Supersymmetry breaking at the end of a cascade of Seiberg dualities
M. Bertolini, F. Bigazzi, A. L. Cotrone
TL;DR
This work analyzes the IR dynamics of a cascading non-conformal quiver gauge theory realized by $N$ regular and $M$ fractional D3-branes at the tip of the complex cone over $dP_1$, whose horizon is $Y^{2,1}$. It demonstrates a self-similar Seiberg duality cascade that preserves the quiver and the form of the superpotential up to couplings, culminating at $N = M$ where the moduli space is quantum-mechanically deformed.
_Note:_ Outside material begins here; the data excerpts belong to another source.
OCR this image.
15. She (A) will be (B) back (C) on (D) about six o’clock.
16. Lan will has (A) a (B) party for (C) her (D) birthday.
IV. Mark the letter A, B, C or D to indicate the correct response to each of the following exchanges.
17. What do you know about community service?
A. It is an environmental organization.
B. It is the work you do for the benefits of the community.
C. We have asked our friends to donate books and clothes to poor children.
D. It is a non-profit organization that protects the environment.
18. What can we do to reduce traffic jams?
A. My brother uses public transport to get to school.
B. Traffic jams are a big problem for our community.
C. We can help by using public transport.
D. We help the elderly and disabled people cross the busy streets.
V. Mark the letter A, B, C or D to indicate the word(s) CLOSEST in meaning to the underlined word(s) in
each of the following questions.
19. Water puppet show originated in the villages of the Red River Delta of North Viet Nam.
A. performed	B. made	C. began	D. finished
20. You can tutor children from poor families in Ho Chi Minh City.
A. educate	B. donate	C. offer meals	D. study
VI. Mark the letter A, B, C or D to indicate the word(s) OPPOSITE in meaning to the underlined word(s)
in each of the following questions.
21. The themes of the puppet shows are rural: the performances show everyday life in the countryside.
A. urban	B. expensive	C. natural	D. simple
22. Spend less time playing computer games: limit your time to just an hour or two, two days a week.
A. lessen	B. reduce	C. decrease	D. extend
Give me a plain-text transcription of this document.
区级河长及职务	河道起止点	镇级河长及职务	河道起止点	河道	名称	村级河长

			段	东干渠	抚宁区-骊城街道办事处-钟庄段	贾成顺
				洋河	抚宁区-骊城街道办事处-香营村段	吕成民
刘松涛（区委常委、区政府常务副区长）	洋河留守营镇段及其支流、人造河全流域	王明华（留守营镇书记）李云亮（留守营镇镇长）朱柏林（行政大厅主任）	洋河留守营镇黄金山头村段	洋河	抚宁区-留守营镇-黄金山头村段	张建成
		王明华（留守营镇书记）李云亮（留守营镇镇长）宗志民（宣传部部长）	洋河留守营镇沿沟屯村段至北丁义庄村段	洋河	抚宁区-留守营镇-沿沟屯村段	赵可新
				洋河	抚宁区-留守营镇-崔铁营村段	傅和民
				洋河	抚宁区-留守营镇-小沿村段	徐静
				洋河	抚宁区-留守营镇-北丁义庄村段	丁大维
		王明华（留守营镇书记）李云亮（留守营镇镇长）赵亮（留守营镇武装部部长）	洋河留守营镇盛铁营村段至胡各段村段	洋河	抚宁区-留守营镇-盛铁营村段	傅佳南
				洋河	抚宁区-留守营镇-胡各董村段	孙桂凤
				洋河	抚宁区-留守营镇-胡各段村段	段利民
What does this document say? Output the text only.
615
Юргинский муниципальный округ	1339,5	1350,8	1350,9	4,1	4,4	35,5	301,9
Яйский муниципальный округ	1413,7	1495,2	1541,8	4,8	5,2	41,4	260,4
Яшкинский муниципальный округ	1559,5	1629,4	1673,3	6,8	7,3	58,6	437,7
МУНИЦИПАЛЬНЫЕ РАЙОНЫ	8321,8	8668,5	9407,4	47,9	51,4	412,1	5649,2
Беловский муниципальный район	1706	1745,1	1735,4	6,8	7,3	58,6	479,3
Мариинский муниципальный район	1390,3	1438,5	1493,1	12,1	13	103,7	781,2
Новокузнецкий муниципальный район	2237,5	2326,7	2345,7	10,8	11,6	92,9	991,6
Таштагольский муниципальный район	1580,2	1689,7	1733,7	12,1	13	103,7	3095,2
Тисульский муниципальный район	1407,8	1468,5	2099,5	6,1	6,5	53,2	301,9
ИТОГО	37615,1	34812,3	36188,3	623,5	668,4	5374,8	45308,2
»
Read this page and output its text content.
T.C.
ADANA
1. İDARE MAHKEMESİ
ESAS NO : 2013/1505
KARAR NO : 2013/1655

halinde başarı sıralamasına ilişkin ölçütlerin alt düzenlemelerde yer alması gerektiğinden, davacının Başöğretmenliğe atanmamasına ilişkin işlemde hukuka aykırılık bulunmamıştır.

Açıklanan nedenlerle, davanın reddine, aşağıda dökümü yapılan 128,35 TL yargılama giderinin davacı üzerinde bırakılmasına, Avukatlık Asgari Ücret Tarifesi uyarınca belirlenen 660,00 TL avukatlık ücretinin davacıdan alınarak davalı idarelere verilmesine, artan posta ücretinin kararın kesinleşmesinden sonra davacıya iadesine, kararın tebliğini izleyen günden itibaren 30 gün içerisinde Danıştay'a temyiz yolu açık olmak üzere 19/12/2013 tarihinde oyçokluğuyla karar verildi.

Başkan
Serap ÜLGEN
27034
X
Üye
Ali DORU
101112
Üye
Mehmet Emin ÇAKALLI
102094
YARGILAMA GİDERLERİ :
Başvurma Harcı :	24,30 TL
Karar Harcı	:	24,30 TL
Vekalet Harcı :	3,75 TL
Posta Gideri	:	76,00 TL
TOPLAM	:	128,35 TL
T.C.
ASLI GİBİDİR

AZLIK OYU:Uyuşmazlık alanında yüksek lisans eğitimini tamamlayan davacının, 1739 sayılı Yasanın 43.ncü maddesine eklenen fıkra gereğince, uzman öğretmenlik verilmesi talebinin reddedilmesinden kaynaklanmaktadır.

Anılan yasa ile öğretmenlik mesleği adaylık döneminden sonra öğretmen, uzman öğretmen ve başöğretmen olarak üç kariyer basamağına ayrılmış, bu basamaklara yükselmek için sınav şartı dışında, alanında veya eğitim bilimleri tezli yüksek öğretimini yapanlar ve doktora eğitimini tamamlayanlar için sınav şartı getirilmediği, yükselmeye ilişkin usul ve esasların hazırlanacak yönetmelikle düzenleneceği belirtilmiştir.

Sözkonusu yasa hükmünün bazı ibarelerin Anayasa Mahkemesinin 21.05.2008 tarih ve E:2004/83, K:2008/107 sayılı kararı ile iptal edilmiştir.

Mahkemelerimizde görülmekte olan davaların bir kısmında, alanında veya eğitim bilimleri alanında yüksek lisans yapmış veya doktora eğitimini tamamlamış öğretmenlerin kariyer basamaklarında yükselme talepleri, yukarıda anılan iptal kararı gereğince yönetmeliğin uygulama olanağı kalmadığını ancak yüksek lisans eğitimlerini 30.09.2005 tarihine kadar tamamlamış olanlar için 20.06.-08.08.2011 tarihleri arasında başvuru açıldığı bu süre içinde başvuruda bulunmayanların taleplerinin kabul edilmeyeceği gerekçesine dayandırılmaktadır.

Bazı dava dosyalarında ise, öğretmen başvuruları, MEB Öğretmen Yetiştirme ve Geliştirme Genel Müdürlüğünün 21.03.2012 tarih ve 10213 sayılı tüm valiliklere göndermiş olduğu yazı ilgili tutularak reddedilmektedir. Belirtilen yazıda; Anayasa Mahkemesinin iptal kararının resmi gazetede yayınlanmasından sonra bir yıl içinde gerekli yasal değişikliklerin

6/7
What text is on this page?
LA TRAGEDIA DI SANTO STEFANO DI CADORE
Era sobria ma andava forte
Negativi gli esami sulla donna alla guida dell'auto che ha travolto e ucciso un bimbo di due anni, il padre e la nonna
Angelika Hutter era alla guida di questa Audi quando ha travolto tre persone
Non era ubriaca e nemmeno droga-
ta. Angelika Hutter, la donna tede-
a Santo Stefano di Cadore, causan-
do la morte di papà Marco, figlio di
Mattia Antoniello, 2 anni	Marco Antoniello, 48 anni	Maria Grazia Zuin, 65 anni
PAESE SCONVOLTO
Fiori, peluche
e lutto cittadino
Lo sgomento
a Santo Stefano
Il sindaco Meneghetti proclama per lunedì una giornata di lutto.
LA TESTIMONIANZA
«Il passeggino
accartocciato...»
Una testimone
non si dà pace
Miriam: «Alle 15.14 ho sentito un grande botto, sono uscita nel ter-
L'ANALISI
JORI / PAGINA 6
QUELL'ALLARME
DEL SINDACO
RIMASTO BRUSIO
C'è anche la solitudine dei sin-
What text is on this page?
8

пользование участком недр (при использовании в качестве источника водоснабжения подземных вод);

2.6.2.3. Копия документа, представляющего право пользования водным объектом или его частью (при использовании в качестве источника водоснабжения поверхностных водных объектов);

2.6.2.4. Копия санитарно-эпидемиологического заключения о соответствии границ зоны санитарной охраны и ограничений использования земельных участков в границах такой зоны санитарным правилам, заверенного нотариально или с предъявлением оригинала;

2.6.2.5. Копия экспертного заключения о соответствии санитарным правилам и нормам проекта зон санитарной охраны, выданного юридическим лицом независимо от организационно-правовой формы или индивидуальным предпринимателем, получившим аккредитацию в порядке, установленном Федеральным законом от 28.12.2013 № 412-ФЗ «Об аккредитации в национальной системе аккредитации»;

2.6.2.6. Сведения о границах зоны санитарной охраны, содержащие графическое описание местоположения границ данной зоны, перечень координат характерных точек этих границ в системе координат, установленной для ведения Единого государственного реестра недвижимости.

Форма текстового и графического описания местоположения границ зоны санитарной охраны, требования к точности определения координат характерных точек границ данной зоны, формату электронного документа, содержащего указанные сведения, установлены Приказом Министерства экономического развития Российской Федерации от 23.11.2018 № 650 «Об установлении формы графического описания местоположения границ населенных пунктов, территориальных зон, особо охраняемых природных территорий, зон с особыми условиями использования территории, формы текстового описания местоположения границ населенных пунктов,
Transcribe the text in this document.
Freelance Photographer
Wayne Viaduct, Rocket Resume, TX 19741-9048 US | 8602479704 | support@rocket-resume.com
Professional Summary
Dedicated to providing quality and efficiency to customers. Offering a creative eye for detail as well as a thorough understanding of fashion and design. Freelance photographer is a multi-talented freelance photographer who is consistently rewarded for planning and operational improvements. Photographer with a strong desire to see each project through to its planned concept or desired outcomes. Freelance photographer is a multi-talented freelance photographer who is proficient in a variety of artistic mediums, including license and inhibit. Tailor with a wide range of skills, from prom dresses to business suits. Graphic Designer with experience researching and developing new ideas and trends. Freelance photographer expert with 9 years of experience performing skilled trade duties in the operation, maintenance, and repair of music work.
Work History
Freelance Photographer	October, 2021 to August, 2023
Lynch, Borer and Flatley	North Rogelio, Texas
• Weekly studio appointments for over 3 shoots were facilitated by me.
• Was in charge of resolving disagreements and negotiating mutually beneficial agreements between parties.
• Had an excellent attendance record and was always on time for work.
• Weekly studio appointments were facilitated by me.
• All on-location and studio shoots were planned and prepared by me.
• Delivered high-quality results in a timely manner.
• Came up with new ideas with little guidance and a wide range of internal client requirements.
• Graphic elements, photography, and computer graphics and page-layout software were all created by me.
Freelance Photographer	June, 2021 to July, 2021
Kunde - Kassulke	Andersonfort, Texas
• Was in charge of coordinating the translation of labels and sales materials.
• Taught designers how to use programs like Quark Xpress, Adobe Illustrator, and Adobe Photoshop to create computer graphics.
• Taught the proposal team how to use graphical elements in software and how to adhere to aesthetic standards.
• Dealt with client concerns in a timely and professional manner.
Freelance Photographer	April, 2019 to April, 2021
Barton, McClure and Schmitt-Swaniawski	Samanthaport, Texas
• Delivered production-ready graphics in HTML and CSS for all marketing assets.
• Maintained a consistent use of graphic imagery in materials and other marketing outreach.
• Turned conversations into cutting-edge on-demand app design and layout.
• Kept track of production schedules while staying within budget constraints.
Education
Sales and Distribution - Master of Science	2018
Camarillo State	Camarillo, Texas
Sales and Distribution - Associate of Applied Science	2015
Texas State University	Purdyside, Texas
The IR analysis shows the generation of an Affleck-Dine-Seiberg superpotential with $W_{ADS}=M\left(\\Lambda^{7M}/\\det\\mathcal{N}\\right)^{1/M}$ and, due to incompatible F-term constraints, absence of a SUSY vacuum, i.e., dynamical SUSY breaking. The results imply a non-supersymmetric deformation of the dual Calabi-Yau cone and point to a broader class of non-AdS/non-CFT dual pairs with broken supersymmetry.
Abstract
We study the IR dynamics of the cascading non-conformal quiver theory on N regular and M fractional D3 branes at the tip of the complex cone over the first del Pezzo surface. The horizon of this cone is the irregular Sasaki-Einstein manifold Y^{2,1}. Our analysis shows that at the end of the cascade supersymmetry is dynamically broken.